There’s a reason why a country walk in the Autumn is such a delightful thing to do; it’s the feeling of wrapping up warm and breathing in that insatiable smell of fallen leaves, it’s the dazzling display of rich burgundies and warm golds that ignite the landscape around you, it’s watching the animals scurry past, feverishly preparing for the colder months ahead and it’s the welcoming sound of the kettle boiling when you return home happy and rejuvenated from your day’s adventure.
Here, Jess from the team shares some of her favourite circular walking trails to experience that 'oh so hygge' feeling for yourselves…
This walk is one of a series designed to help families understand more about the history of the Isle of Purbeck.
The Commoners’ Way starts and finishes by the pretty Kingston Church (known as the Cathedral of the Purbeck) and follows the story of the common working folk who made a living off the land for thousands of years.
What makes this walk so captivating is how the leaflet explains the history behind what you are seeing in front of you - it’s as if you’ve hired your very own private guide!
One of the highlights of the walk has to be the views you get of Corfe Castle over the valley and in Autumn especially, looking down into the valley is a sight to behold!
Jess’s top tip: The wonderfully quaint village of Corfe Castle is an excellent place to stop for some tasty pumpkin soup!
This walk takes in one of the best displays of Autumn colour you’ll see in Dorset.
The route will take you about 3 hours and leads you past the gentle hills and dairy villages south of Sherborne and through the open parkland and woodland of the majestic Sherborne Castle estate.
The Castle’s 30 acre 'Capability Brown' gardens are planted with trees including Acers and 30 named cultivars of Japanese Maples providing spectacular photo opportunities of the beautiful autumnal leaf colours.
Jess’s top tip: If you have time after your walk, then a visit into Sherborne town is a must with many places of interest including the impressive Abbey – the ceilings will take your breath away!
North Dorset really comes into its own in the Autumn and stepping out over the Blackmore Vale as the season turns is a real joy.
The first half of this beautiful walk takes you from Sturminster Marshall along the old railway line, grassy bridleways and field edges to Spetisbury. The second half follows the tranquil river on the Stour Valley Way to White Mill.
Few things in life can beat walking in this part of Dorset - picking blackberries from the hedgerows, the haunting sound of the deer rut and the puffs of smoke rising from distant cottage chimney pots.
Set in the beautiful Thorncombe Woods, Thomas Hardy’s home and birthplace lies in a quiet and remote position.
This is a fairly easy walk from Dorchester (although wellies are strongly recommended after wet weather) and takes you past Stinsford and its church, where you can visit the resting place of Hardy's heart, his two wives and other members of his family.
As you take in the scenery around you, you can really imagine treading in Hardy’s footsteps.
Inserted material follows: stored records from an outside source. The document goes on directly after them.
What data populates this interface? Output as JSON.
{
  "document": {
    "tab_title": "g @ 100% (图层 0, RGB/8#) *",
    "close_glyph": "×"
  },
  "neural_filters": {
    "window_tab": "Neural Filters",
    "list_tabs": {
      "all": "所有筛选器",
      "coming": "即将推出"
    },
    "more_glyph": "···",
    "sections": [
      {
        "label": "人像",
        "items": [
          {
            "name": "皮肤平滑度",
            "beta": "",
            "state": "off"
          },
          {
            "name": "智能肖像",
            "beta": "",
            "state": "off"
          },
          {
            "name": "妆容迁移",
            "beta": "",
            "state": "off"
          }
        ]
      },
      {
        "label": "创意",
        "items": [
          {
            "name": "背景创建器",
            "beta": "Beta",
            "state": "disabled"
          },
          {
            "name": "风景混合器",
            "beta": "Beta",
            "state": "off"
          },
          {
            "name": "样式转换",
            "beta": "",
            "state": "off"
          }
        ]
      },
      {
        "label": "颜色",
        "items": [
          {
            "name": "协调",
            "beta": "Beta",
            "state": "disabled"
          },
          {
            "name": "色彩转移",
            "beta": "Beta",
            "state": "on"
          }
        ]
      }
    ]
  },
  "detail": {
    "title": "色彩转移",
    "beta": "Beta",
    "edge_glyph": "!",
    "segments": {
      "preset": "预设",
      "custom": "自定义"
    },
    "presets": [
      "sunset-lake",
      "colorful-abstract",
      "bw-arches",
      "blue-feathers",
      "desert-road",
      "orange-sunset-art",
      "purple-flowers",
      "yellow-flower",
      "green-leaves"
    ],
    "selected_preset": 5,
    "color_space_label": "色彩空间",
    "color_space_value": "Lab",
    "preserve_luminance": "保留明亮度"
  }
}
Much of the route would have been walked by the great writer and the landscape used as settings and inspiration for many of his works.
Jess’s top tip: Stop off for a warming hot chocolate at the Greenwood Cafe next to the Visitor Centre whilst you immerse yourself in a chapter from your favourite Hardy novel.
The Wareham Town Walls were built to defend the town from the Vikings and surround the town on three sides (the fourth side being defended by the River Frome).
This short and easy walk around the ramparts will take about 45 minutes and is perfect if you have young children in tow or cannot manage a longer walk.
The Walls give a fantastic view over the Saxon town and the River Piddle and reveal hidden pockets of Wareham you didn’t know existed. There are information boards dotted along the way that reveal the secrets of the past.
Jess’s top tip: We enjoyed solving a Dorset Treasure Trail after finishing this walk which added a fun element to our day out.